Even though the scripts and files in this repo are specific to this project, the general workflow could easily be adapted to achieve the same result for any podcast (or similar innovations in the audiovisual space):
- Generate transcripts (for example using whisperx) or if applicable fetch auto-generated subtitles from youtube
- Generate vector embeddings from the transcripts (you will need to seperate the text into chunks first)
- Input the embeddings along with some metadata (episode title, timestamp) into a vector database (for example pinecone)

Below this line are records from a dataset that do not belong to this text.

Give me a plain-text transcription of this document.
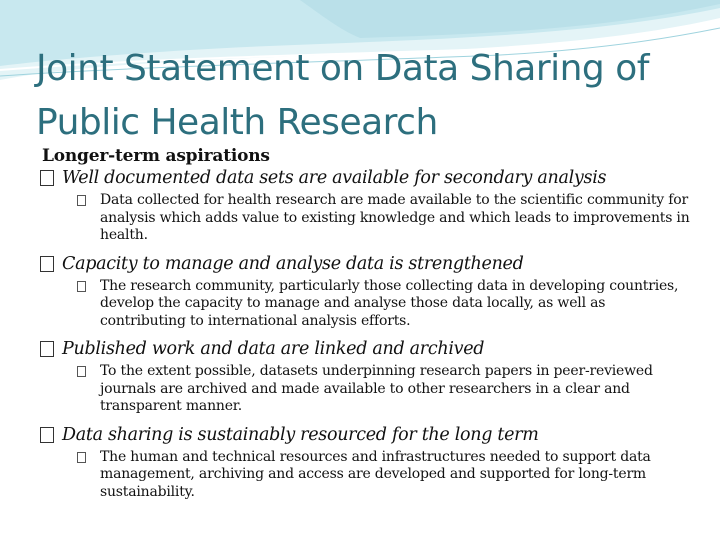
Joint Statement on Data Sharing of Public Health Research
Longer-term aspirations
Well documented data sets are available for secondary analysis
Data collected for health research are made available to the scientific community for analysis which adds value to existing knowledge and which leads to improvements in health.
Capacity to manage and analyse data is strengthened
The research community, particularly those collecting data in developing countries, develop the capacity to manage and analyse those data locally, as well as contributing to international analysis efforts.
Published work and data are linked and archived
To the extent possible, datasets underpinning research papers in peer-reviewed journals are archived and made available to other researchers in a clear and transparent manner.
Data sharing is sustainably resourced for the long term
The human and technical resources and infrastructures needed to support data management, archiving and access are developed and supported for long-term sustainability.
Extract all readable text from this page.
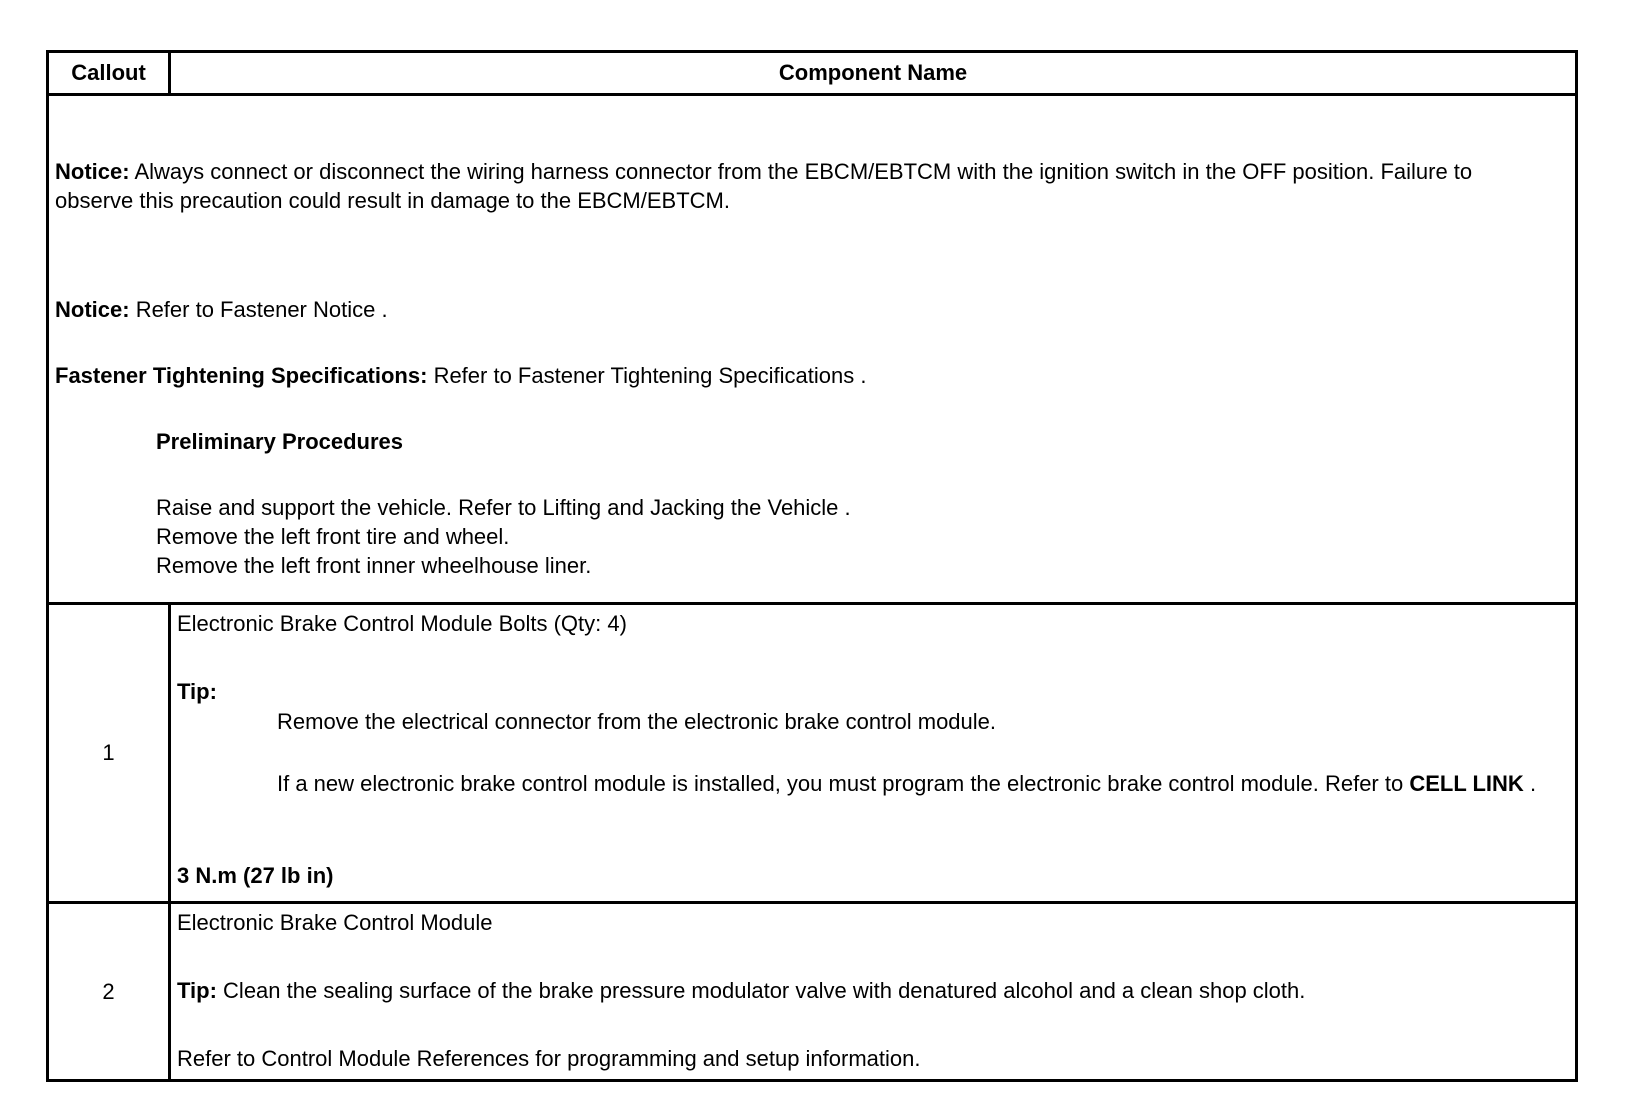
Callout	Component Name
Notice: Always connect or disconnect the wiring harness connector from the EBCM/EBTCM with the ignition switch in the OFF position. Failure to observe this precaution could result in damage to the EBCM/EBTCM.
Notice: Refer to Fastener Notice .
Fastener Tightening Specifications: Refer to Fastener Tightening Specifications .
Preliminary Procedures
Raise and support the vehicle. Refer to Lifting and Jacking the Vehicle .
Remove the left front tire and wheel.
Remove the left front inner wheelhouse liner.
1
Electronic Brake Control Module Bolts (Qty: 4)
Tip:
Remove the electrical connector from the electronic brake control module.
If a new electronic brake control module is installed, you must program the electronic brake control module. Refer to CELL LINK .
3 N.m (27 lb in)
2
Electronic Brake Control Module
Tip: Clean the sealing surface of the brake pressure modulator valve with denatured alcohol and a clean shop cloth.
Refer to Control Module References for programming and setup information.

- Create a back-end API that can receive search requests, generates embeddings for them, and queries the database with those embeddings
- Create a front-end that allows the user to send text to the back-end and displays the results
Amazingly, all these steps can be achieved for free (if you own hardware that can handle the first step):
- VoyageAI offers an embedding API with 50 million free tokens
- pinecone offers a free solution with which can host up to 100.000 vectors (the ca. 450 transcripts of 60 minute episodes only amount to 80.000 vectors)
- pythonanywhere offers free hosting for python web applications
- For the front-end there are a lot of different options, since even a statically served page could manage the job (I used vercel because I wanted to learn next.js + react)